My chance for a degree
I was always interested in obtaining my university degree, and I would be the first in my family to go to university. Since Canadore had an articulation agreement with Athabasca, I tossed around the idea of taking the online education courses. Since I am the main breadwinner in the house, I knew I couldn’t take classes at a brick-and-mortar school. So, when I found out that AU offers part-time online learning, I knew this would be my chance to get my university degree.
My goal is to get into a communications field that enables me to work for a cause — at a children’s hospital, for example. And, not only will earning a degree bump up my earning potential to support my family, it will also expand my career opportunities.
Once again, Benton was behind me, encouraging me to take the leap. I’m now preparing to take my second university course at AU this month. I know I would not be where I am today without the moral support of my strong husband.

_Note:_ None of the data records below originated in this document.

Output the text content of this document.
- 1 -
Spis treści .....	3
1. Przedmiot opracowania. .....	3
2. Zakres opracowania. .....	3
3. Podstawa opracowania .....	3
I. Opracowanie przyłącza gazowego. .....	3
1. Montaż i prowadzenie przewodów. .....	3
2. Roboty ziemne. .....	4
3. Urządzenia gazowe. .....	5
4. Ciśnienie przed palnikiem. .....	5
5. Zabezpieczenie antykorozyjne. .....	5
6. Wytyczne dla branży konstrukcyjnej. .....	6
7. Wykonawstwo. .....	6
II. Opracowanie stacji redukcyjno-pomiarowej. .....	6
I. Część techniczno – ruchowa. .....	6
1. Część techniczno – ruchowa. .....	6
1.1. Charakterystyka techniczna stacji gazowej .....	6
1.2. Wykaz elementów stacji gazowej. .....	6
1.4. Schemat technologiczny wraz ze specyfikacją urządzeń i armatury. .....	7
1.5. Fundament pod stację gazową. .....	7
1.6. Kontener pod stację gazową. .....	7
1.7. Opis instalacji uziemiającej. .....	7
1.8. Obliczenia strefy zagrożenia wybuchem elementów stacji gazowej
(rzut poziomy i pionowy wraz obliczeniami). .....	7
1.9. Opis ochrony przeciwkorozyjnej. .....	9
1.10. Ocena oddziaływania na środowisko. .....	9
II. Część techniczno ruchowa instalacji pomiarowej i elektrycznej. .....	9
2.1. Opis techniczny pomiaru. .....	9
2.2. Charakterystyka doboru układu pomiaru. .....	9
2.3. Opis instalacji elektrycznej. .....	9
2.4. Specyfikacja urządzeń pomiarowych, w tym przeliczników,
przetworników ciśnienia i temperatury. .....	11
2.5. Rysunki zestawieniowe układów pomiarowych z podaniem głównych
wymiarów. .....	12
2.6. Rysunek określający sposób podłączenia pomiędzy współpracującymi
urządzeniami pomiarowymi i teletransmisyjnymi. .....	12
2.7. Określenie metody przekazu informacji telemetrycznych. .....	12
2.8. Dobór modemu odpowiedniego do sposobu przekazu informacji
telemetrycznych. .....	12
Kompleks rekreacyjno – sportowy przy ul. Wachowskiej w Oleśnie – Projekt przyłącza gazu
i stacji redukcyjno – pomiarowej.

Although he didn’t have the opportunity to pursue post-secondary education, he continues to support me in my goals. He looks after our young boys and keeps the house quiet when I am writing assignments or taking tests.
I couldn’t do this without him.
Christine Hudder is a mom of two, living in Quadeville, Ontario. When she’s not completing her Athabasca University studies in the Bachelor of Professional arts in Communication Studies, she’s writing for the local newspaper and volunteering with Scouts Canada.